Other than a letter from Simon Jorna, former owner of the Beach Bakery in Westhampton Beach [“A Big Nuisance,” Letters, February 28], the decision to replace the existing roadway with two roundabouts, in connection with the village’s vital sewerage project, does not seem to have been debated much, in The Press or elsewhere. This seems curious, as, typically, roundabouts are not a natural inclusion at the heart of a town, let alone a small village!
Roundabouts are designed for the safe passage of motor vehicles at four-way or more intersections. Roundabouts are not pedestrian-friendly.
The roundabout by the Westhampton Beach village green is the more contentious of the two planned. It will dislocate traffic patterns and conceivably create both more congestion and less-safe neighborhoods.
The existing junctions are hardly unsafe.
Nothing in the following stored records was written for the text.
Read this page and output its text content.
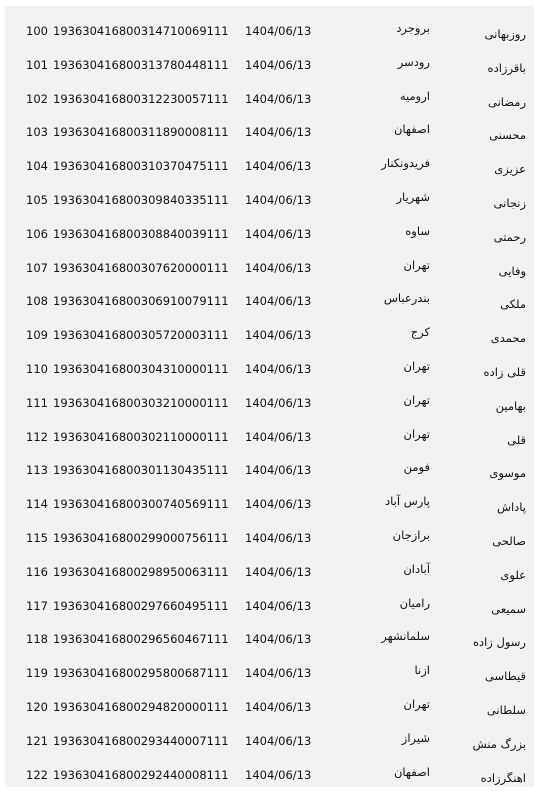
100 193630416800314710069111 1404/06/13	بروجرد	روزبهانی
101 193630416800313780448111 1404/06/13	رودسر	باقرزاده
102 193630416800312230057111 1404/06/13	ارومیه	رمضانی
103 193630416800311890008111 1404/06/13	اصفهان	محسنی
104 193630416800310370475111 1404/06/13	فریدونکنار	عزیزی
105 193630416800309840335111 1404/06/13	شهریار	زنجانی
106 193630416800308840039111 1404/06/13	ساوه	رحمتی
107 193630416800307620000111 1404/06/13	تهران	وفایی
108 193630416800306910079111 1404/06/13	بندرعباس	ملکی
109 193630416800305720003111 1404/06/13	کرج	محمدی
110 193630416800304310000111 1404/06/13	تهران	قلی زاده
111 193630416800303210000111 1404/06/13	تهران	بهامین
112 193630416800302110000111 1404/06/13	تهران	قلی
113 193630416800301130435111 1404/06/13	فومن	موسوی
114 193630416800300740569111 1404/06/13	پارس آباد	پاداش
115 193630416800299000756111 1404/06/13	برازجان	صالحی
116 193630416800298950063111 1404/06/13	آبادان	علوی
117 193630416800297660495111 1404/06/13	رامیان	سمیعی
118 193630416800296560467111 1404/06/13	سلمانشهر	رسول زاده
119 193630416800295800687111 1404/06/13	ازنا	قیطاسی
120 193630416800294820000111 1404/06/13	تهران	سلطانی
121 193630416800293440007111 1404/06/13	شیراز	بزرگ منش
122 193630416800292440008111 1404/06/13	اصفهان	اهنگرزاده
Otherwise, why would the police chief have stated, when the farmers market was moved to the village green, that it was “in the interest of safety”? Traffic flows relatively easily even on pedestrian-heavy summer Saturdays, because there is plenty of room for vehicles to maneuver on the wide Main Street.
If there is a problem, it is that Mill Road and Library Avenue are misaligned. Unfortunately, this misalignment means that a roundabout is no easy fit.
However, fit is not the worst of the problem! The roundabout’s ostensible purpose is to allow a more controlled continuous flow of vehicles through the area from the four access roads. Lamentably, this roundabout fails to do that! It actually reduces access to the junctions from four roads to three, blocking and impeding traffic inflows! Library Avenue is made one-way south.
Some may think this one-way is a choice. It is not! The design and safety features of roundabouts require that incoming traffic be separated from outgoing traffic by a splitter island on pedestrian crossings. Because Library Avenue is narrow, it is not possible to install a splitter island on it. Ergo, if a roundabout was chosen, Library Avenue had to be one-way!
The difficult consequences of Library Avenue being one-way are too many to mention here. Return access to Main Street is restricted. Vehicles from the south now have to do a grand tour via Beach Lane if drivers want to access Main Street from the east. The only short way north from the village parking is via Moniebogue Lane, which has the most difficult unsighted exit of all onto Main Street.
Residents on some streets south of the village are going to have to deal with a whole lot more traffic than before, potentially reducing pedestrian and child safety and, perhaps, property values, too.
The decision to use roundabouts seems ill-advised. I urge the mayor and trustees to reconsider this plan.